The Charlotte News

Thursday, March 6, 1941


Brazen Deeds

Stern Measures Are Needed To Nip This In the Bud

The City police and Superior Court have a stern test before them. To the town's crime record is now added two outbreaks of gangster violence in a labor dispute. And if the law-enforcement agencies do not break that up with stern swiftness, they will deserve far more bitter criticism then they have yet come in for.

There should be no more difficulty about establishing the identity of the thugs who perpetrated the dastardly attack on the home of Labor-leader Keyser--an attack on Keyser's wife and their two small children as well as on himself--than there has been about establishing that of the man who fired on a car in the street near the Barringer Hotel Tuesday evening--an attack that endangered the lives of innocent passersby. And once these birds are rounded up they should be brought speedily to trial and given the maximum penalty of the law.

According to the police, these outbreaks represent the culmination of an attempt to unionize the employees of a local trucking company--against the will of the employees. As to the truth of that, we don't know. But if it is true, then the attempt is itself outrageous. The right of laboring men to join a union is unquestionable. But the effort to force them to join regardless of their own wishes is another thing entirely--an intolerable thing.

Nobody expects a labor dispute to be a tea-party. But both sides to such a dispute are bound to obey the law, like all other citizens. And labor disputes give no license for murder or attempt at murder. Both sides of this dispute appear by incontrovertible evidence to stand guilty of attempt to murder.

And of something even worse--the endangering of the lives of people who have no part in the dispute, including innocent children.

The safety of every man and woman in Charlotte, of themselves and their loved ones, is involved in this matter. And the police, the Solicitor, and the Court, are equally bound to make it grimly clear once for all that this city is not to be turned into another Chicago.

Dubious Move

Hitler Seems To Have Guessed Wrong in the Balkans

In his last speech Mr. Hitler said he had made exactly 431 mistakes (the figures are approximate) in 1940, but that England had made 25,280 in the same period.

However, the thing that matters is not the number of mistakes but their consequences. And by that standard everything now suggests that Adolf may have made, in his invasion of Bulgaria, the most serious mistake since his failure to invade Britain last Summer.

The little man likes to believe that he has some more than human power of intuition and clairvoyance. Napoleon liked to think the same thing concerning himself, and his stout belief in it contributed to his undoing. Perhaps it will yet be the undoing of Hitler.
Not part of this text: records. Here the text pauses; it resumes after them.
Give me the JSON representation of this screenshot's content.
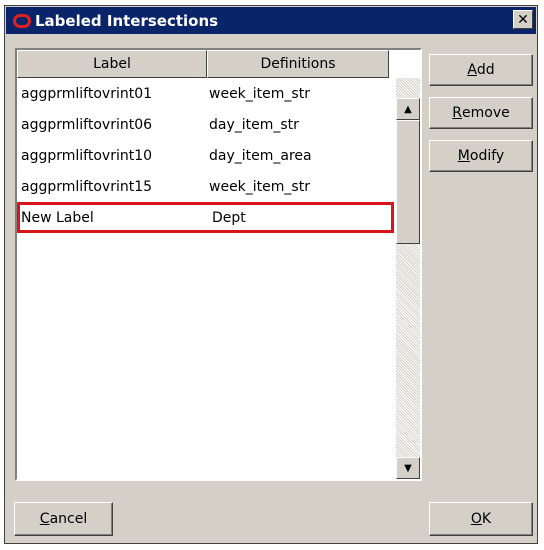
{
  "window": {
    "title": "Labeled Intersections",
    "close_glyph": "✕"
  },
  "grid": {
    "columns": [
      "Label",
      "Definitions"
    ],
    "rows": [
      {
        "label": "aggprmliftovrint01",
        "definition": "week_item_str"
      },
      {
        "label": "aggprmliftovrint06",
        "definition": "day_item_str"
      },
      {
        "label": "aggprmliftovrint10",
        "definition": "day_item_area"
      },
      {
        "label": "aggprmliftovrint15",
        "definition": "week_item_str"
      },
      {
        "label": "New Label",
        "definition": "Dept",
        "selected": true
      }
    ],
    "scroll_up_glyph": "▲",
    "scroll_down_glyph": "▼"
  },
  "buttons": {
    "add": {
      "mnemonic": "A",
      "rest": "dd"
    },
    "remove": {
      "mnemonic": "R",
      "rest": "emove"
    },
    "modify": {
      "mnemonic": "M",
      "rest": "odify"
    },
    "cancel": {
      "mnemonic": "C",
      "rest": "ancel"
    },
    "ok": {
      "mnemonic": "O",
      "rest": "K"
    }
  },
  "colors": {
    "titlebar": "#0a246a",
    "dialog_face": "#d4d0c8",
    "selection_border": "#d9141b",
    "title_icon": "#e02020"
  }
}
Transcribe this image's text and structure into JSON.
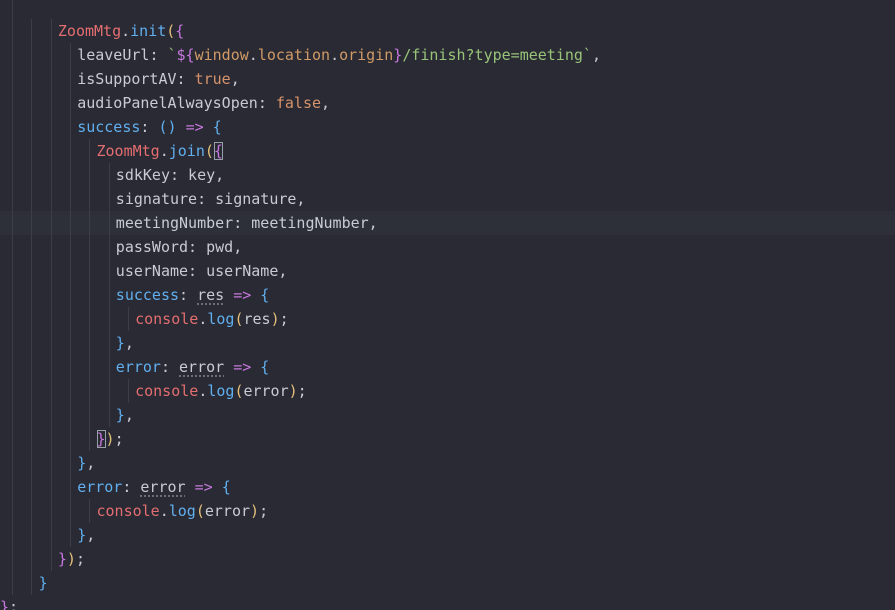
{
  "editor": {
    "language": "javascript",
    "colors": {
      "background": "#292a33",
      "active_line": "#2e3039",
      "object": "#e36e71",
      "function": "#61afef",
      "boolean": "#d7936b",
      "string": "#98c379",
      "keyword": "#c678dd",
      "bracket_1": "#e5c07b"
    },
    "lines": [
      {
        "indent": 3,
        "tokens": [
          [
            "obj",
            "ZoomMtg"
          ],
          [
            "punc",
            "."
          ],
          [
            "fn",
            "init"
          ],
          [
            "b1",
            "("
          ],
          [
            "b2",
            "{"
          ]
        ]
      },
      {
        "indent": 4,
        "tokens": [
          [
            "key",
            "leaveUrl"
          ],
          [
            "punc",
            ": "
          ],
          [
            "str",
            "`"
          ],
          [
            "tmpl",
            "${"
          ],
          [
            "var",
            "window"
          ],
          [
            "punc",
            "."
          ],
          [
            "var",
            "location"
          ],
          [
            "punc",
            "."
          ],
          [
            "var",
            "origin"
          ],
          [
            "tmpl",
            "}"
          ],
          [
            "str",
            "/finish?type=meeting`"
          ],
          [
            "punc",
            ","
          ]
        ]
      },
      {
        "indent": 4,
        "tokens": [
          [
            "key",
            "isSupportAV"
          ],
          [
            "punc",
            ": "
          ],
          [
            "bool",
            "true"
          ],
          [
            "punc",
            ","
          ]
        ]
      },
      {
        "indent": 4,
        "tokens": [
          [
            "key",
            "audioPanelAlwaysOpen"
          ],
          [
            "punc",
            ": "
          ],
          [
            "bool",
            "false"
          ],
          [
            "punc",
            ","
          ]
        ]
      },
      {
        "indent": 4,
        "tokens": [
          [
            "fn",
            "success"
          ],
          [
            "punc",
            ": "
          ],
          [
            "b3",
            "()"
          ],
          [
            "punc",
            " "
          ],
          [
            "arrow",
            "=>"
          ],
          [
            "punc",
            " "
          ],
          [
            "b3",
            "{"
          ]
        ]
      },
      {
        "indent": 5,
        "tokens": [
          [
            "obj",
            "ZoomMtg"
          ],
          [
            "punc",
            "."
          ],
          [
            "fn",
            "join"
          ],
          [
            "b1",
            "("
          ],
          [
            "b2m",
            "{"
          ]
        ]
      },
      {
        "indent": 6,
        "tokens": [
          [
            "key",
            "sdkKey"
          ],
          [
            "punc",
            ": "
          ],
          [
            "ident",
            "key"
          ],
          [
            "punc",
            ","
          ]
        ]
      },
      {
        "indent": 6,
        "tokens": [
          [
            "key",
            "signature"
          ],
          [
            "punc",
            ": "
          ],
          [
            "ident",
            "signature"
          ],
          [
            "punc",
            ","
          ]
        ]
      },
      {
        "indent": 6,
        "active": true,
        "tokens": [
          [
            "key",
            "meetingNumber"
          ],
          [
            "punc",
            ": "
          ],
          [
            "ident",
            "meetingNumber"
          ],
          [
            "punc",
            ","
          ]
        ]
      },
      {
        "indent": 6,
        "tokens": [
          [
            "key",
            "passWord"
          ],
          [
            "punc",
            ": "
          ],
          [
            "ident",
            "pwd"
          ],
          [
            "punc",
            ","
          ]
        ]
      },
      {
        "indent": 6,
        "tokens": [
          [
            "key",
            "userName"
          ],
          [
            "punc",
            ": "
          ],
          [
            "ident",
            "userName"
          ],
          [
            "punc",
            ","
          ]
        ]
      },
      {
        "indent": 6,
        "tokens": [
          [
            "fn",
            "success"
          ],
          [
            "punc",
            ": "
          ],
          [
            "dots",
            "res"
          ],
          [
            "punc",
            " "
          ],
          [
            "arrow",
            "=>"
          ],
          [
            "punc",
            " "
          ],
          [
            "b3",
            "{"
          ]
        ]
      },
      {
        "indent": 7,
        "tokens": [
          [
            "obj",
            "console"
          ],
          [
            "punc",
            "."
          ],
          [
            "fn",
            "log"
          ],
          [
            "b1",
            "("
          ],
          [
            "ident",
            "res"
          ],
          [
            "b1",
            ")"
          ],
          [
            "punc",
            ";"
          ]
        ]
      },
      {
        "indent": 6,
        "tokens": [
          [
            "b3",
            "}"
          ],
          [
            "punc",
            ","
          ]
        ]
      },
      {
        "indent": 6,
        "tokens": [
          [
            "fn",
            "error"
          ],
          [
            "punc",
            ": "
          ],
          [
            "dots",
            "error"
          ],
          [
            "punc",
            " "
          ],
          [
            "arrow",
            "=>"
          ],
          [
            "punc",
            " "
          ],
          [
            "b3",
            "{"
          ]
        ]
      },
      {
        "indent": 7,
        "tokens": [
          [
            "obj",
            "console"
          ],
          [
            "punc",
            "."
          ],
          [
            "fn",
            "log"
          ],
          [
            "b1",
            "("
          ],
          [
            "ident",
            "error"
          ],
          [
            "b1",
            ")"
          ],
          [
            "punc",
            ";"
          ]
        ]
      },
      {
        "indent": 6,
        "tokens": [
          [
            "b3",
            "}"
          ],
          [
            "punc",
            ","
          ]
        ]
      },
      {
        "indent": 5,
        "tokens": [
          [
            "b2m",
            "}"
          ],
          [
            "b1",
            ")"
          ],
          [
            "punc",
            ";"
          ]
        ]
      },
      {
        "indent": 4,
        "tokens": [
          [
            "b3",
            "}"
          ],
          [
            "punc",
            ","
          ]
        ]
      },
      {
        "indent": 4,
        "tokens": [
          [
            "fn",
            "error"
          ],
          [
            "punc",
            ": "
          ],
          [
            "dots",
            "error"
          ],
          [
            "punc",
            " "
          ],
          [
            "arrow",
            "=>"
          ],
          [
            "punc",
            " "
          ],
          [
            "b3",
            "{"
          ]
        ]
      },
      {
        "indent": 5,
        "tokens": [
          [
            "obj",
            "console"
          ],
          [
            "punc",
            "."
          ],
          [
            "fn",
            "log"
          ],
          [
            "b1",
            "("
          ],
          [
            "ident",
            "error"
          ],
          [
            "b1",
            ")"
          ],
          [
            "punc",
            ";"
          ]
        ]
      },
      {
        "indent": 4,
        "tokens": [
          [
            "b3",
            "}"
          ],
          [
            "punc",
            ","
          ]
        ]
      },
      {
        "indent": 3,
        "tokens": [
          [
            "b2",
            "}"
          ],
          [
            "b1",
            ")"
          ],
          [
            "punc",
            ";"
          ]
        ]
      },
      {
        "indent": 2,
        "tokens": [
          [
            "b3",
            "}"
          ]
        ]
      },
      {
        "indent": 0,
        "tokens": [
          [
            "b2",
            "}"
          ],
          [
            "punc",
            ";"
          ]
        ]
      }
    ]
  }
}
At any rate, he appears to have believed confidently that he can bluff Greece and Turkey into surrender by placing his army on the Thracian border--and to have been mistaken.

As matters stand at present, Greece gives every intention of meaning to fight on. Turkey clearly indicates her will to fight. The English seem to be landing troops at Salonica. And Russia is suddenly acting up. The last is very ominous for Adolf.

For it probably means that Stalin has begun to suspect that Germany will lose the war in the end and is moving at once to protect his interests in the Balkans and restore himself to the good graces of England and the United States.

Brave Words

That Are Yet To Be Suited To a Single Solitary Deed

Just after the United Drys had beaten off the attack of wets in June 1937 and saved this citadel of prohibition, their campaign manager, Chester Morrison, declared:

"I have been assured by Charlotte's most responsible citizens that a campaign of law enforcement will be waged in Charlotte which will clean out the bootlegging joints and other places of flagrant violations of law and decency."

A month or so later, D. E. Henderson, local leader of the United Drys and a perennial advocate of drying up the whole state, backed up Chester's declaration. Warned Mr. Henderson:

"If there be officers who think they can enforce the prohibition law, such officers will be asked to resign, and they will be replaced."

These two expressions, uttered in the exultation of victory over the forces of evil, had to be discounted, in all fairness. Nobody ever really expected the drys all at once to start alleviating conditions of their own dictation which they had allowed to exist for 30 years. To the contrary, they were expected to be wholly content with their new victory over the demon rum, and to sit back until the question was raised again.

Nevertheless, as advocates and professed upholders of what they call law enforcement, it is a little astonishing that they have not pitched in to make their influence felt in a local situation which, although it grows out of enforcement of the liquor laws, is hardly calculated to increase respect for the public official concerned and the prohibition he is sworn to uphold.

That situation revolves around 307 pints of bottled liquor Sheriff Riley laid away last November and which he has not turned over to the County to be sold for the school fund and which he has obdurately refused to account for.

Uncandid Claim

Right of Free Discussion Does Not Excuse This

On the floor of the Senate Robert Rice Reynolds, in one of his interminable speeches, quotes the Raleigh News & Observer as follows:

It would be difficult to conceive of a more dangerous mistake at this time in America than a filibuster in the Senate by the opponents of the Lend-Lease Bill... Of course, to cut off the debate on this bill in order that democracy might be aided quickly would be a quick form of destroying democracy at home... But taking the time necessary to voice opposition is one thing, filibuster would be something else altogether...

Robert said he agreed with that, and went on:

"I want to make it clear that there is a great distinction between a filibuster and legitimate discussion of any legislation."

The opponents of the Lend-Lease Bill have an ample opportunity to make themselves heard. They have taken full advantage of it. The country knows their arguments by heart. And with these arguments before them the majority in Congress and the nation have made up their minds. The bill will pass when it is voted on.

Robert Rice Reynolds, like Burton Wheeler, knows that to be the case. Both know that the country already is well acquainted with their arguments, and that they are now simply repeating themselves endlessly.

Their course has not yet taken the full form of a filibuster. But it is a filibuster in its essence and intent.